Once upon a time, a rich, grumpy old man sat down with quill and paper and changed the lives of his female descendants forever. . . .
“I, Sir Hamish Pickering, being of sound mind but ailing body, do make my last will and testament.
“I’ve climbed as high as a man can, despite having twice the brains, wisdom and fortitude of the layabout aristocracy. Yet, a woman can wed as high as her looks will let her, up to a duchess if she may.
“There, my own daughters have failed me miserably. Morag and Finella, I spent money on you so that you could marry higher but you weren’t up to snuff. You expected the world to be handed to you. If any female of this family wants another farthing of my money, she’d best set herself to earn it.
“Therefore, I declare that the entirety of my fortune be kept back from my useless daughters and be held in trust for the granddaughter or great-granddaughter who weds a duke of England or weds a man who then becomes a duke through inheritance, at which time the trust will be released to her and only her.
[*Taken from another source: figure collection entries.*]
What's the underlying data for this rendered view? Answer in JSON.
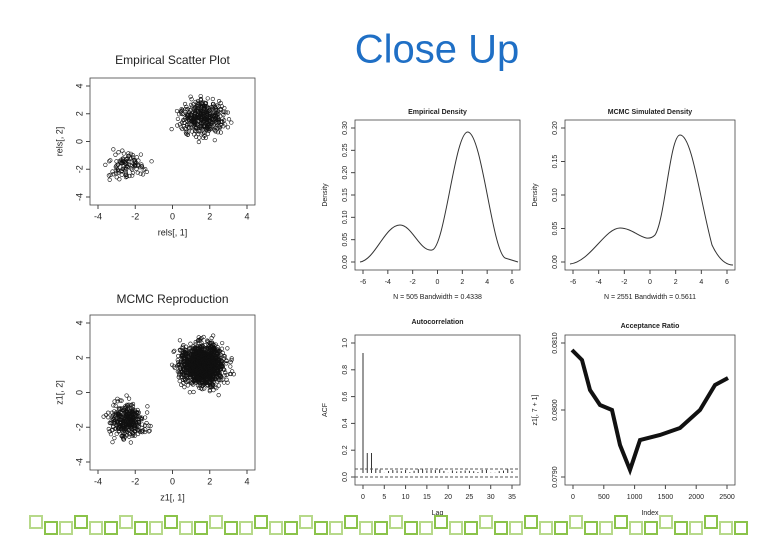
{
  "header": {
    "title": "Close Up"
  },
  "panels": [
    {
      "title": "Empirical Scatter Plot",
      "xlabel": "rels[, 1]",
      "ylabel": "rels[, 2]",
      "xticks": [
        "-4",
        "-2",
        "0",
        "2",
        "4"
      ],
      "yticks": [
        "-4",
        "-2",
        "0",
        "2",
        "4"
      ]
    },
    {
      "title": "MCMC Reproduction",
      "xlabel": "z1[, 1]",
      "ylabel": "z1[, 2]",
      "xticks": [
        "-4",
        "-2",
        "0",
        "2",
        "4"
      ],
      "yticks": [
        "-4",
        "-2",
        "0",
        "2",
        "4"
      ]
    },
    {
      "title": "Empirical Density",
      "ylabel": "Density",
      "xticks": [
        "-6",
        "-4",
        "-2",
        "0",
        "2",
        "4",
        "6"
      ],
      "yticks": [
        "0.00",
        "0.05",
        "0.10",
        "0.15",
        "0.20",
        "0.25",
        "0.30"
      ],
      "note": "N = 505   Bandwidth = 0.4338"
    },
    {
      "title": "MCMC Simulated Density",
      "ylabel": "Density",
      "xticks": [
        "-6",
        "-4",
        "-2",
        "0",
        "2",
        "4",
        "6"
      ],
      "yticks": [
        "0.00",
        "0.05",
        "0.10",
        "0.15",
        "0.20"
      ],
      "note": "N = 2551   Bandwidth = 0.5611"
    },
    {
      "title": "Autocorrelation",
      "xlabel": "Lag",
      "ylabel": "ACF",
      "xticks": [
        "0",
        "5",
        "10",
        "15",
        "20",
        "25",
        "30",
        "35"
      ],
      "yticks": [
        "0.0",
        "0.2",
        "0.4",
        "0.6",
        "0.8",
        "1.0"
      ]
    },
    {
      "title": "Acceptance Ratio",
      "xlabel": "Index",
      "ylabel": "z1[, 7 + 1]",
      "xticks": [
        "0",
        "500",
        "1000",
        "1500",
        "2000",
        "2500"
      ],
      "yticks": [
        "0.0790",
        "0.0800",
        "0.0810"
      ]
    }
  ]
}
“If she has any sisters or female cousins who fail, they may each have a lifetime income of fifteen pounds a year. If she has any brothers or male cousins, though the family does tend to run to daughters, more’s the pity, they will receive five pounds apiece, for that’s all I had in my pocket when I came to London. Any Scotsman worth his haggis can turn five pounds into five hundred in a few years’ time.
“A set amount will be given each girl as she makes her debut in Society, for gowns and whatnot.
“Should three generations of Pickering girls fail, I wash me hands of the lot of you. The entire fifteen thousand pounds will go to pay the fines and hardships of those who defy the excise man to export that fine Scots whisky which has been my only solace in this family of dolts. If your poor sainted mother could only see you now.
Sir Hamish Pickering
B.R. Stickley, A.M. Wolfe
Solicitor’s firm of Stickley & Wolfe”
So reads the will of Sir Pickering. Now his granddaughters Phoebe, Deirdre and Sophie have come to London to try their hand at winning the prize.
Phoebe, the kind-hearted vicar’s daughter with a past, has already lost—and won. By choosing the penniless bastard half-brother of the man who could have been her duke, she walked away from the Pickering fortune with a smile. Rafe, her once rakish, now devoted, husband, has taken her away on their honeymoon—a gift from Rafe’s jilted brother, the Marquis of Brookhaven. Their future is bright with love, if not with gold.
Now only the beautiful, Society-bred Deirdre and the plain, bookish Sophie remain in the game. The Marquis of Brookhaven, soon to be the Duke of Brookmoor, is still up for grabs . . . but not for long, if Miss Deirdre Cantor has anything to say about it.